Now, let us return for the moment to Pryce-Jones' statement, "Those recruited to Islamism are not the poor and disinherited, but, on the contrary, those whose intelligence and social advancement allow them to submit to the luxury of an identity crisis." Interestingly, if you take away the clause "Those recruited to Islam", you are left with a fairly accurate portrayal of the modern-day intelligentsia, who have, it should be noted, ingeniously packaged their version of anarchy as a populist response to centuries of metrical tyranny. Bob Mezey lamented in his excellent introduction to the Selected Poetry of E.A. Robinson that a recent American laureate claimed, "Accentual-syllabics were the principal means by which the educated classes of Europe mystified their utterances, and called them poetry" - as though there could be a more democratic means of disseminating poetry than rhyme and meter, the essential tools of the oral tradition by which songs make their way into the popular consciousness. Indeed, Dana Gioia himself notes, ""Poetry is not a branch of analytical philosophy. It is a primal, holistic kind of human communication."
So what of communication, then? What is most noxious is that the mendicant philosophy of a privileged few has attracted an army of dupes swayed by the easy answers of a teaching that demands no achievement, only rage. In other words, it's ok, honey. Go blow something up. I need scarcely cite any one example to demonstrate the effect this is having in the Middle East; I argue that those who by all accounts should know better are leading the few remaining students of American poetry down similarly specious paths. At how many other universities, I wonder, are impressionable youths being taught that a sonnet no longer must obey the least little rule? In both cases, unsurprisingly, such malfeasance is touted as an act of intellectual liberation.
The modern French Revolution being waged against formalism has not merely resulted in a poverty of style, however, but one of content as well. In accordance with its destructive qualities, recent poetic anarchy has also allowed us to witness the triumph of the confessional, banal, and absurdly esoteric.
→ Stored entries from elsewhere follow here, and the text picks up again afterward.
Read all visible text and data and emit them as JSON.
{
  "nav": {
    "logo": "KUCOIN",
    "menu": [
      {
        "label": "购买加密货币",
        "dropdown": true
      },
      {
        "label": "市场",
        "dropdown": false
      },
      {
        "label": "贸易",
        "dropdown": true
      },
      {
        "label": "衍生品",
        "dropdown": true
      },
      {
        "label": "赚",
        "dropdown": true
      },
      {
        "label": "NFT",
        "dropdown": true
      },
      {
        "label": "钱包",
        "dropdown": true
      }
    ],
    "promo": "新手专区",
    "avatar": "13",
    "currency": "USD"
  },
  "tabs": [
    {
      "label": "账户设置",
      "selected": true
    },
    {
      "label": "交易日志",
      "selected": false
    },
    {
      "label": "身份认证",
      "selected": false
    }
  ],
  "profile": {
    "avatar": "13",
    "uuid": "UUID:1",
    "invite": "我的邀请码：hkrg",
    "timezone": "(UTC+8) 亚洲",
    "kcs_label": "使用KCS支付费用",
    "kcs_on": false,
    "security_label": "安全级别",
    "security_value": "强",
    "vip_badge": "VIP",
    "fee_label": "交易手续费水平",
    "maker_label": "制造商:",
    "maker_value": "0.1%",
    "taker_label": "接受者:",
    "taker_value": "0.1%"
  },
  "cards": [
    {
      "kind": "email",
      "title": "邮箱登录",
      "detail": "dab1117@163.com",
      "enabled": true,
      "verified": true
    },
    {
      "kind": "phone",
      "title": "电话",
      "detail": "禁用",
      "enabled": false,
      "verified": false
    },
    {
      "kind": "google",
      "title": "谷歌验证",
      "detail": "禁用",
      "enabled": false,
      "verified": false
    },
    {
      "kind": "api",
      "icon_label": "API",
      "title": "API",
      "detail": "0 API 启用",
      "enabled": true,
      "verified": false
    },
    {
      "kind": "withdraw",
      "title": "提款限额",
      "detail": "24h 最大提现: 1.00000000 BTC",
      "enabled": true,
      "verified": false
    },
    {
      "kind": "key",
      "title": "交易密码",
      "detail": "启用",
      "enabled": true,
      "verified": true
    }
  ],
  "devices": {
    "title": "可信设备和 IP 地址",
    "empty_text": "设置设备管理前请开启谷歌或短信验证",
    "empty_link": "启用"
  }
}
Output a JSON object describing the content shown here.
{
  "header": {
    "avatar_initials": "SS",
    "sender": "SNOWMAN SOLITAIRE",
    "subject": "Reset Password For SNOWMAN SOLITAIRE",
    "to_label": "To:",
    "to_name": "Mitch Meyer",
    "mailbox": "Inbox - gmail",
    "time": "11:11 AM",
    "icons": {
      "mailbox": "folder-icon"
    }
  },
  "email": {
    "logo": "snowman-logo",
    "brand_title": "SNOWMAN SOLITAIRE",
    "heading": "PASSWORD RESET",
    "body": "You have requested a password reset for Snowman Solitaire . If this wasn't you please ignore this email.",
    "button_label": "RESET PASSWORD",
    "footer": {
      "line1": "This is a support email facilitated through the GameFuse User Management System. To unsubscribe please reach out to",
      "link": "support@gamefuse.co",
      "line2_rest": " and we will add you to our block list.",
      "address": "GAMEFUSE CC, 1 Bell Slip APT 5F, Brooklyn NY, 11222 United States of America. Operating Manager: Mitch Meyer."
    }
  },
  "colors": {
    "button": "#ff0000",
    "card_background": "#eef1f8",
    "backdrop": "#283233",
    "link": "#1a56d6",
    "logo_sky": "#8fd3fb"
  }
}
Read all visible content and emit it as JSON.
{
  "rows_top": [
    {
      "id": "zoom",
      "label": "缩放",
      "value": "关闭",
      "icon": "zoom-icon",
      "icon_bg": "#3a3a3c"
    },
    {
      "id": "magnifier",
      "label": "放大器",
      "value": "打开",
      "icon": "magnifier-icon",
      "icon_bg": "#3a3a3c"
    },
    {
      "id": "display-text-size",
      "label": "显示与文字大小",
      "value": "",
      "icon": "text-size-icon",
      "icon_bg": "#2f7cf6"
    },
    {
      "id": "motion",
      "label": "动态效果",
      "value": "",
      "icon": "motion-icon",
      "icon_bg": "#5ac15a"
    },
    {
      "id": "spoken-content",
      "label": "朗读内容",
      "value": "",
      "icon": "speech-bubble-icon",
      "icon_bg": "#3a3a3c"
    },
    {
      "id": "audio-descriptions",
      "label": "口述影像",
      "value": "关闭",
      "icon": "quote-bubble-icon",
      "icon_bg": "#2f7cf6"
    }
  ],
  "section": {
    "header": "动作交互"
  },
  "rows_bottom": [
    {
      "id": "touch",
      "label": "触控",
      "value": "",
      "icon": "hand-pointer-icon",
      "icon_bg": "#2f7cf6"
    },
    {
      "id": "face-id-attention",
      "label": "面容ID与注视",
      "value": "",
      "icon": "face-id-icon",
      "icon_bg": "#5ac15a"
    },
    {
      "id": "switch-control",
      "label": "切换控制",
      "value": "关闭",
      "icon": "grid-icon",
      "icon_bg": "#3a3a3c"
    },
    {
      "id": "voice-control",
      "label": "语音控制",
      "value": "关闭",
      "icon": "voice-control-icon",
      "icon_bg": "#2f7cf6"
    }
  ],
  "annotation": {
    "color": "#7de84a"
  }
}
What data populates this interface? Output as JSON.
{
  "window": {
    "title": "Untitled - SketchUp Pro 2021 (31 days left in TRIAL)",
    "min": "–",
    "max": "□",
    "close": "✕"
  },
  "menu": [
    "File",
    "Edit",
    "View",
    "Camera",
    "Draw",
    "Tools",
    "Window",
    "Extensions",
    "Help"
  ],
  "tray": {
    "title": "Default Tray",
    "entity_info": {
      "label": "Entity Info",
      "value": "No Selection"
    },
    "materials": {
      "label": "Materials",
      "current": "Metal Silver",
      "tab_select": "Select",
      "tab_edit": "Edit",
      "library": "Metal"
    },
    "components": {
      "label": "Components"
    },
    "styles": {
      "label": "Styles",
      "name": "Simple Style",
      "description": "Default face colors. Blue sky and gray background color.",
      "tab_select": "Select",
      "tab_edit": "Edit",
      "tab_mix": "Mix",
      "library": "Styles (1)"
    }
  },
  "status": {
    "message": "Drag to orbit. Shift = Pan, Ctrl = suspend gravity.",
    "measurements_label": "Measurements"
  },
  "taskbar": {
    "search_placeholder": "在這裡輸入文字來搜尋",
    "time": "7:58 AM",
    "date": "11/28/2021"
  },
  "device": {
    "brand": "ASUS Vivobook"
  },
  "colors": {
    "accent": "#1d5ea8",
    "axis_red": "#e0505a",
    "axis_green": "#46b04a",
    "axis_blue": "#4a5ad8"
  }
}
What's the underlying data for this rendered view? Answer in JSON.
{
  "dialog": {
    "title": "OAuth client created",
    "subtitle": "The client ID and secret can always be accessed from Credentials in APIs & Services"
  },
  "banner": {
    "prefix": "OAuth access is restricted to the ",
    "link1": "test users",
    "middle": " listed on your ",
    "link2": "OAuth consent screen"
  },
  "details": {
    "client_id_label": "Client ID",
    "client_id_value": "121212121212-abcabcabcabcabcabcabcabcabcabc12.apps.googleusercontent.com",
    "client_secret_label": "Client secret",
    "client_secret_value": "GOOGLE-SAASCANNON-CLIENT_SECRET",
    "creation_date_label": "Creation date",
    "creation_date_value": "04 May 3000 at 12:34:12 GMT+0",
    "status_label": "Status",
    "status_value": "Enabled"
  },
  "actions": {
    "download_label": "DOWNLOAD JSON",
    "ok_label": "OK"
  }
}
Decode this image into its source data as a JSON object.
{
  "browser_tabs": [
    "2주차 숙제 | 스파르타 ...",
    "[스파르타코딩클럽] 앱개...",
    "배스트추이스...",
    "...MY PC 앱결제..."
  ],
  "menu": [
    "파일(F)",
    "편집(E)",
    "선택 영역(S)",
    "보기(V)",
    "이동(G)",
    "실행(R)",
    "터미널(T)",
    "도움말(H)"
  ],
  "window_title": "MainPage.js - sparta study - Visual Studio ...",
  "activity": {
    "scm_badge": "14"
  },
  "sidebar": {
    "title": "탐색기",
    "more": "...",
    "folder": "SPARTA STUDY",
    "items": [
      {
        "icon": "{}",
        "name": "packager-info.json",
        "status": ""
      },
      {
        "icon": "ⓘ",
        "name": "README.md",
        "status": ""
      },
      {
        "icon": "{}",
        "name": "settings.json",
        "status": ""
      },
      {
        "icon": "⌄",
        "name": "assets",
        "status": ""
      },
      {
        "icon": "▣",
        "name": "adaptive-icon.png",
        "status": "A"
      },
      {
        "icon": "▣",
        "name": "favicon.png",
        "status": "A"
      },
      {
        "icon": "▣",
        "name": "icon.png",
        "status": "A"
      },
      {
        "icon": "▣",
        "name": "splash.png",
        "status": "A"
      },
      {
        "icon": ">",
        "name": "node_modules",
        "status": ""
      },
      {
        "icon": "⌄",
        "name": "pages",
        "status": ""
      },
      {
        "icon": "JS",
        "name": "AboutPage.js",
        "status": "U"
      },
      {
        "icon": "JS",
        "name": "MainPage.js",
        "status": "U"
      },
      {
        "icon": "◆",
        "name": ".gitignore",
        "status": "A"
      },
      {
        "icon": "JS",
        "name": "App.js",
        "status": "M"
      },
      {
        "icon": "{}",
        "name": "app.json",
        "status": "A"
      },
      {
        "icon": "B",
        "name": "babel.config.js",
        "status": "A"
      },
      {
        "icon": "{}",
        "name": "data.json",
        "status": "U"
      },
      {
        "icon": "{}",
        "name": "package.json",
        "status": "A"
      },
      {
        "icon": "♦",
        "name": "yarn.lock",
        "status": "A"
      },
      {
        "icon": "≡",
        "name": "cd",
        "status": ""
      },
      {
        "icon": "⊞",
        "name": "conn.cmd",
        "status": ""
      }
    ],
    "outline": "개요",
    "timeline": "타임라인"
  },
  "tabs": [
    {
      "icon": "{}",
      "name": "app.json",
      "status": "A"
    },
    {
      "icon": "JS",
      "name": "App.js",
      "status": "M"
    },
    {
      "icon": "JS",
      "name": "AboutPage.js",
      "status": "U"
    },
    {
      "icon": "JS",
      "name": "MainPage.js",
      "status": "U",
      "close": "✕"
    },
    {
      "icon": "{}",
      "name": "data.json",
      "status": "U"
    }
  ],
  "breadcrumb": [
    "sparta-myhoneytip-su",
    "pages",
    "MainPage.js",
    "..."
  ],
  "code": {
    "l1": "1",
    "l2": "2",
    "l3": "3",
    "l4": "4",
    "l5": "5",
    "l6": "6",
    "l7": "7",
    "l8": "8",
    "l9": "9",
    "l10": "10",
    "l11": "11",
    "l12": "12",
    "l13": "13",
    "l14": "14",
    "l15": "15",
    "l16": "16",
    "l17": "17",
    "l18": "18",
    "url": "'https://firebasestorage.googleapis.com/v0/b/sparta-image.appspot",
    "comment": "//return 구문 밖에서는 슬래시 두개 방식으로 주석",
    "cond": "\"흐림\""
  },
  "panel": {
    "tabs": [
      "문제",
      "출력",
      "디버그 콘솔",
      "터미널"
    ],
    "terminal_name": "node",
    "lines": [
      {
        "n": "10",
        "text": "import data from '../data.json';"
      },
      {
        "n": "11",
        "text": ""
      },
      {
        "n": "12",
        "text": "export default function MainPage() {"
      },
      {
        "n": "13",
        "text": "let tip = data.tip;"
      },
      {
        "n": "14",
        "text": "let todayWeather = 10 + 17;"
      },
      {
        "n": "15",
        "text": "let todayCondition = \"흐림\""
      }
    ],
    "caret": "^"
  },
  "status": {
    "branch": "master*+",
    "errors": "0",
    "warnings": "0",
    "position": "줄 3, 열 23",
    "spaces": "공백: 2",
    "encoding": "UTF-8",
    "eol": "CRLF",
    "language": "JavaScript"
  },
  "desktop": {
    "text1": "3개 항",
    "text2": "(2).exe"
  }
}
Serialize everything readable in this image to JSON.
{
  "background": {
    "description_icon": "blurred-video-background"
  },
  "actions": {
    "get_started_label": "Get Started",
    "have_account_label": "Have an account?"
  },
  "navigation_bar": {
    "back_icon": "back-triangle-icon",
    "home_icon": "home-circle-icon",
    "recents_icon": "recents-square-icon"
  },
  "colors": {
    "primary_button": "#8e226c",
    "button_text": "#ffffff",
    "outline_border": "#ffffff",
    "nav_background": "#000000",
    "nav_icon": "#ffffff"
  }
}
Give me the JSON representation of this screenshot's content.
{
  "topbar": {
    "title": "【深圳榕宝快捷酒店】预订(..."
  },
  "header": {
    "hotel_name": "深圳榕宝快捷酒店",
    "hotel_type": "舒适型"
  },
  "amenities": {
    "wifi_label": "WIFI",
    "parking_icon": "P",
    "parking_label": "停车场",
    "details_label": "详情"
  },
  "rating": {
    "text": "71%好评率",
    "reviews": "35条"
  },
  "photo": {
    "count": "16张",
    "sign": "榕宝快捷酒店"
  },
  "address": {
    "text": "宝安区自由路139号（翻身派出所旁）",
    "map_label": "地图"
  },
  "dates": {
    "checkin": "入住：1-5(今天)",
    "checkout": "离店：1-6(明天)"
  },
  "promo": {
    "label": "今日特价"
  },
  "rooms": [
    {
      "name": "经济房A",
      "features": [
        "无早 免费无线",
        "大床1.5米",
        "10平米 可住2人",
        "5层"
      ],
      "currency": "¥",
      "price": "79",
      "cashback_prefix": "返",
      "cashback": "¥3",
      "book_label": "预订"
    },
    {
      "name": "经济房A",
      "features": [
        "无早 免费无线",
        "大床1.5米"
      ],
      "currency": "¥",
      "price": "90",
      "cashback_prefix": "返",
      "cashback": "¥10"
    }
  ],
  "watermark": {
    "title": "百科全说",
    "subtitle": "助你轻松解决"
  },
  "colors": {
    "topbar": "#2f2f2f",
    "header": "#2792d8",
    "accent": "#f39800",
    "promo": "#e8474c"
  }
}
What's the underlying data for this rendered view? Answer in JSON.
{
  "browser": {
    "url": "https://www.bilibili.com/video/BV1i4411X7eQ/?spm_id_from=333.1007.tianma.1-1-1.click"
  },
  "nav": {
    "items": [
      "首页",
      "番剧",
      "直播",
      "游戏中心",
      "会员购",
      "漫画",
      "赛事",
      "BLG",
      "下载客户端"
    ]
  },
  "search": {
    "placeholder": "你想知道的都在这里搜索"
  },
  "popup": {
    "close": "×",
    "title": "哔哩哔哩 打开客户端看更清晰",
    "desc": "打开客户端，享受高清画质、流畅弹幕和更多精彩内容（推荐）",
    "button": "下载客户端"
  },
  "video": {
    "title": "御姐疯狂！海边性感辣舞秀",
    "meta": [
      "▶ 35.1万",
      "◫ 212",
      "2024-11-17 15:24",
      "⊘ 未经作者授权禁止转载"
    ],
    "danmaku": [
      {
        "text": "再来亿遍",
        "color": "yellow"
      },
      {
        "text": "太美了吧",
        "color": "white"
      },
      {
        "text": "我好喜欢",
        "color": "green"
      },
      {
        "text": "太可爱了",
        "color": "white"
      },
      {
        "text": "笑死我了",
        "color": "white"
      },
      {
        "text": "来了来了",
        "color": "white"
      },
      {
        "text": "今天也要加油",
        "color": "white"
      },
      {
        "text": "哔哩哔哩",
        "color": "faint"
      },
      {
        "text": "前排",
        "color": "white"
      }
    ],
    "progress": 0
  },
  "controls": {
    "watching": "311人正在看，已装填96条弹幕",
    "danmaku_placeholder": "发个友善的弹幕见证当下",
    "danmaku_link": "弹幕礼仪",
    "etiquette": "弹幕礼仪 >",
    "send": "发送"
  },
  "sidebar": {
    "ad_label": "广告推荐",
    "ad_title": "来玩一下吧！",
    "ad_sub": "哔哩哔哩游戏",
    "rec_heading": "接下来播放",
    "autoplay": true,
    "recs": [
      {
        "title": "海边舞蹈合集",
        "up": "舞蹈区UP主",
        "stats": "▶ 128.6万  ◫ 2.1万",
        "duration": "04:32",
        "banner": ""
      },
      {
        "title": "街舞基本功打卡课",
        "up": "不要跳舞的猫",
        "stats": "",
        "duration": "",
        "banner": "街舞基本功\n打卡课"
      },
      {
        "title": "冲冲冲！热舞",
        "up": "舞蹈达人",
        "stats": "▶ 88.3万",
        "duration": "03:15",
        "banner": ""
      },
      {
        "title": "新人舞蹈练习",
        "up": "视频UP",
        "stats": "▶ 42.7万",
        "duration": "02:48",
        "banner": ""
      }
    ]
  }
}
For, after all, the "scholars" promulgating both free verse and terrorism most often have, underneath their raging beards, nothing constructive to say. It is no accident that it is chiefly democracy that produces human progress. It is likewise no accident that it is primarily formalists such as Gioia who are advocating a return to the truly instructive power of narrative, for which form must be, to borrow a favorite metaphor, both queen and servant. The self-indulgence of a fatted few must give way to real, tangible substance - as Gioia puts it, "The recent return to narrative... represents perhaps the surest evidence that Modernism is now an irretrievably dead period style, despite the cosmetic expertise of the embalmers of academe who naively believe in an eternal avant- garde" - whether or not that eternity includes seventy-two virgins.